Though men were active in this salon culture as well, the movement, and the genre, was led by women, and it was a movement that shared many of the ideals of modern feminism, including the idea that women’s writing was equal to men’s. Fairy tales were ways for women to write their own stories—to be the princess, yes. But to also be the fairy godmother, to be the witch, to be the old woman in the forest who would get you safely out of the story for the price of a kindness.

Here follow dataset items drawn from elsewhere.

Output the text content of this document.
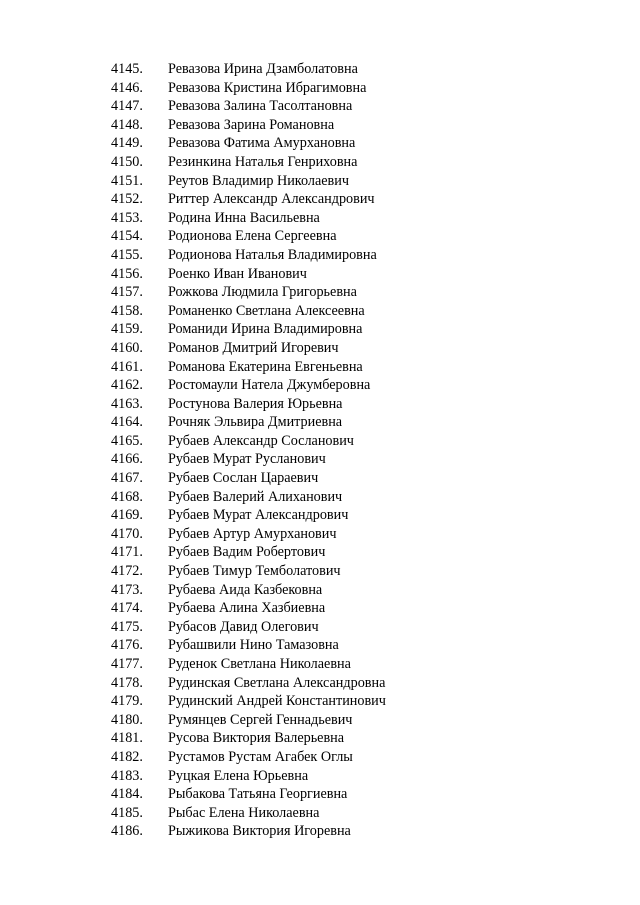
4145. Ревазова Ирина Дзамболатовна
4146. Ревазова Кристина Ибрагимовна
4147. Ревазова Залина Тасолтановна
4148. Ревазова Зарина Романовна
4149. Ревазова Фатима Амурхановна
4150. Резинкина Наталья Генриховна
4151. Реутов Владимир Николаевич
4152. Риттер Александр Александрович
4153. Родина Инна Васильевна
4154. Родионова Елена Сергеевна
4155. Родионова Наталья Владимировна
4156. Роенко Иван Иванович
4157. Рожкова Людмила Григорьевна
4158. Романенко Светлана Алексеевна
4159. Романиди Ирина Владимировна
4160. Романов Дмитрий Игоревич
4161. Романова Екатерина Евгеньевна
4162. Ростомаули Натела Джумберовна
4163. Ростунова Валерия Юрьевна
4164. Рочняк Эльвира Дмитриевна
4165. Рубаев Александр Сосланович
4166. Рубаев Мурат Русланович
4167. Рубаев Сослан Цараевич
4168. Рубаев Валерий Алиханович
4169. Рубаев Мурат Александрович
4170. Рубаев Артур Амурханович
4171. Рубаев Вадим Робертович
4172. Рубаев Тимур Темболатович
4173. Рубаева Аида Казбековна
4174. Рубаева Алина Хазбиевна
4175. Рубасов Давид Олегович
4176. Рубашвили Нино Тамазовна
4177. Руденок Светлана Николаевна
4178. Рудинская Светлана Александровна
4179. Рудинский Андрей Константинович
4180. Румянцев Сергей Геннадьевич
4181. Русова Виктория Валерьевна
4182. Рустамов Рустам Агабек Оглы
4183. Руцкая Елена Юрьевна
4184. Рыбакова Татьяна Георгиевна
4185. Рыбас Елена Николаевна
4186. Рыжикова Виктория Игоревна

Now that I am grown up, I want to be the woman who writes the fairy tales. Because, like the women in those French literary salons, like Margaret Atwood and Angela Carter and Catherynne M. Valente, I have learned that behind the pen is where the power is. That power is with the witch, with her life hidden outside herself, to be the wise woman who knows what cup not to drink from, and who will tell you, but only if you deserve to know. That power is with the woman who tells the story, who changes the shape of things. Magic words.
I do not want to be the princess anymore. I want to be the witch.
Even in the modern day, women writers have continued to engage with the literary fairy tale, have continued to pick up these stories, and pull them apart. To use them in the same way as their earlier writers did—to observe society from its edges and use magic and wonder and strangeness to critique the pieces of it that try to define what happily ever after is, and who deserves the chance at one.
Perhaps because subversion has been built into the literary fairy tale from the beginning, it is a pattern that has been born into the fairy tale again and again. Women writers in particular take the stories and say, if you make us a princess, you will discover that we are witches. We can dance in glass slippers, true, but we can also wear out iron shoes walking to get what we want. We may well wear red, but we do so to show the wolves that they should be afraid to walk into the woods with us.
We remember that happily ever after is where the story begins.
And we are still writing.
Sources
Warner, Marina. From the Beast to the Blonde: On Fairy Tales and Their Tellers. New York: Noonday, 1994.
Wonder Tales: Six Stories of Enchantment. Marina Warner, ed. Gilbert Adair, John Ashbery, Ranjit Bolt, A.S. Byatt, and Terence Cave, trans. New York: Farrar, Straus and Giroux, 1994.
Zipes, Jack. The Irresistible Fairy Tale: The Cultural and Social History of a Genre. Princeton: Princeton UP, 2012.
Zipes, Jack. When Dreams Came True: Classical Fairy Tales and Their Tradition. New York: Routledge, 1999.